Profiling metabolic and bioenergetic properties of 3D tumor microtissues (LB171)

Abstract

Cellular metabolism and bioenergetics processes are increasingly recognized as critical regulators in the pathogenesis of cancers. Metabolic activity and bioenergetic processes are often characterized using typical 2 dimensional (2D) adherent cell culture systems; however, this approach lacks the 3 dimensional (3D) context and heterogeneity of tumor tissue in vivo, which may have significant effects on metabolic and bioenergetic behavior. A novel and more physiologically relevant model is the use of microtissues (also known as spheroids).
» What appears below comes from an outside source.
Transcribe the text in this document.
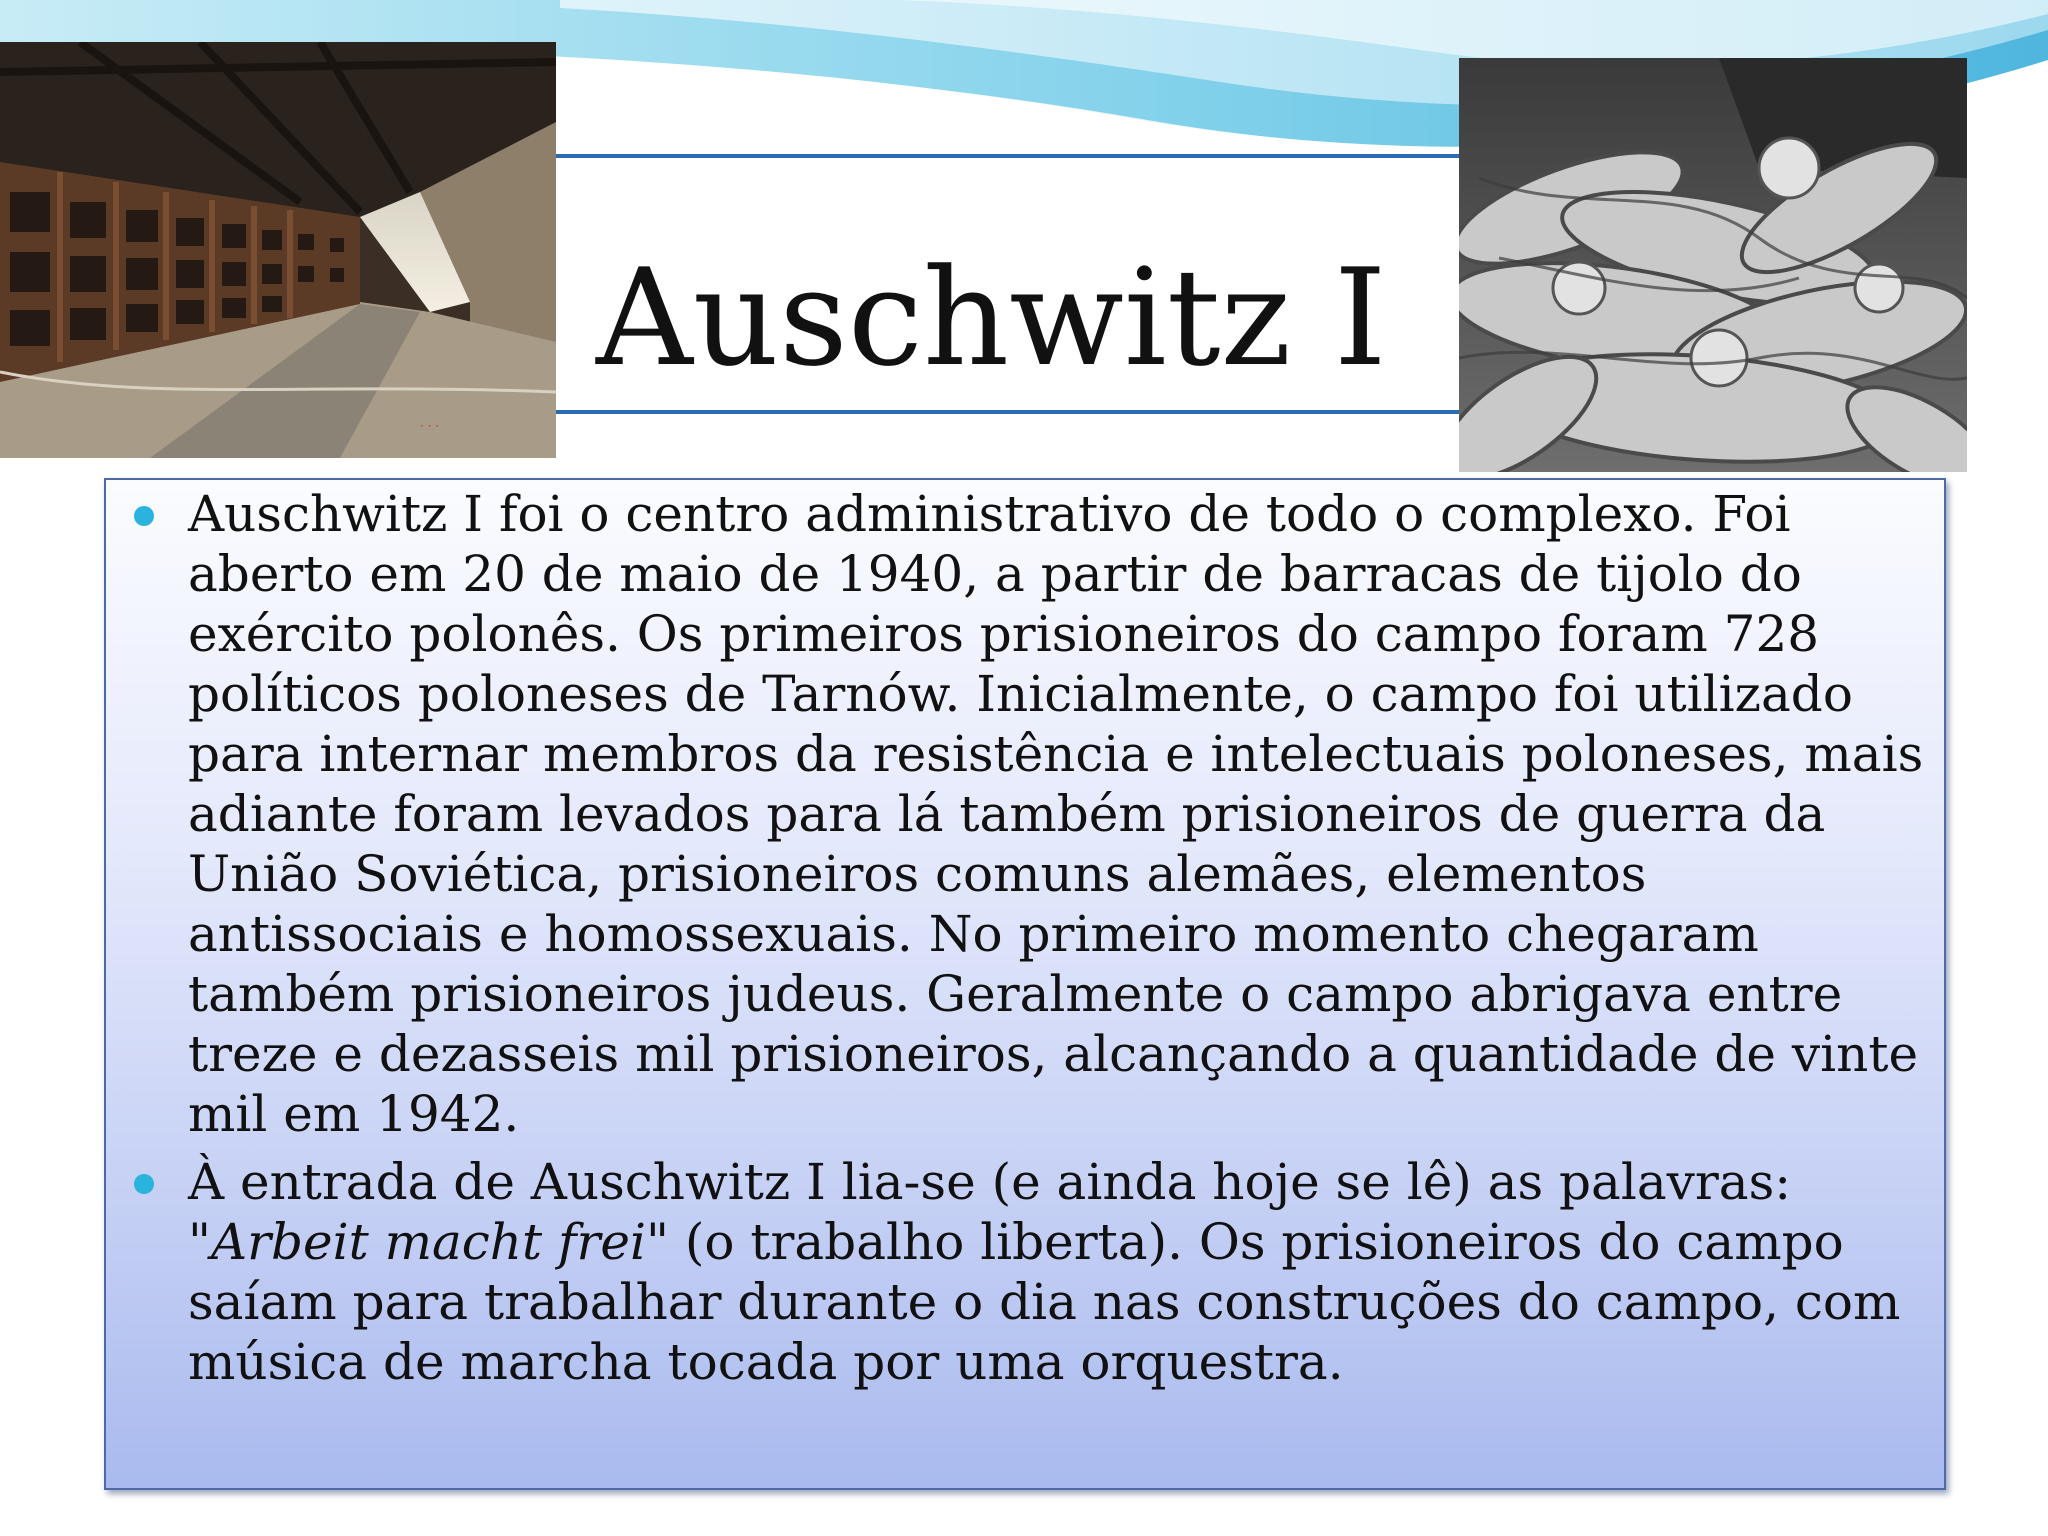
· · ·
Auschwitz I
Auschwitz I foi o centro administrativo de todo o complexo. Foi aberto em 20 de maio de 1940, a partir de barracas de tijolo do exército polonês. Os primeiros prisioneiros do campo foram 728 políticos poloneses de Tarnów. Inicialmente, o campo foi utilizado para internar membros da resistência e intelectuais poloneses, mais adiante foram levados para lá também prisioneiros de guerra da União Soviética, prisioneiros comuns alemães, elementos antissociais e homossexuais. No primeiro momento chegaram também prisioneiros judeus. Geralmente o campo abrigava entre treze e dezasseis mil prisioneiros, alcançando a quantidade de vinte mil em 1942.
À entrada de Auschwitz I lia-se (e ainda hoje se lê) as palavras: "Arbeit macht frei" (o trabalho liberta). Os prisioneiros do campo saíam para trabalhar durante o dia nas construções do campo, com música de marcha tocada por uma orquestra.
Metabolic activity and bioenergetic function were accessed in individual cancer cell line microtissues using a newly designed 96‐well plate for the Seahorse Bioscience XFe96 Extracellular Flux Analyzer. Mitochondrial and glycolytic functions were determined simultaneously using the Cell Mito Stress and Glycolytic Stress Tests, respectively. Several parameters, including: seeding density, microtissue size, and substrate identity and availability were investigated. Further, the potential of the microtissues to switch bioenergetic pathways was determined by stimulating maximal respiration (OCR) and maximal extracellular acidification rate (ECAR). Comparisons of microtissues to typical 2D adherent cell cultures were also performed. Initial comparative data are consistent with a shift from the highly proliferative nature of 2D cultures to a physiological 3D model where growth and metabolic properties of the cell are balanced. Technical aspects of this assay system and implications of this work for future studies in cancer biology will be discussed.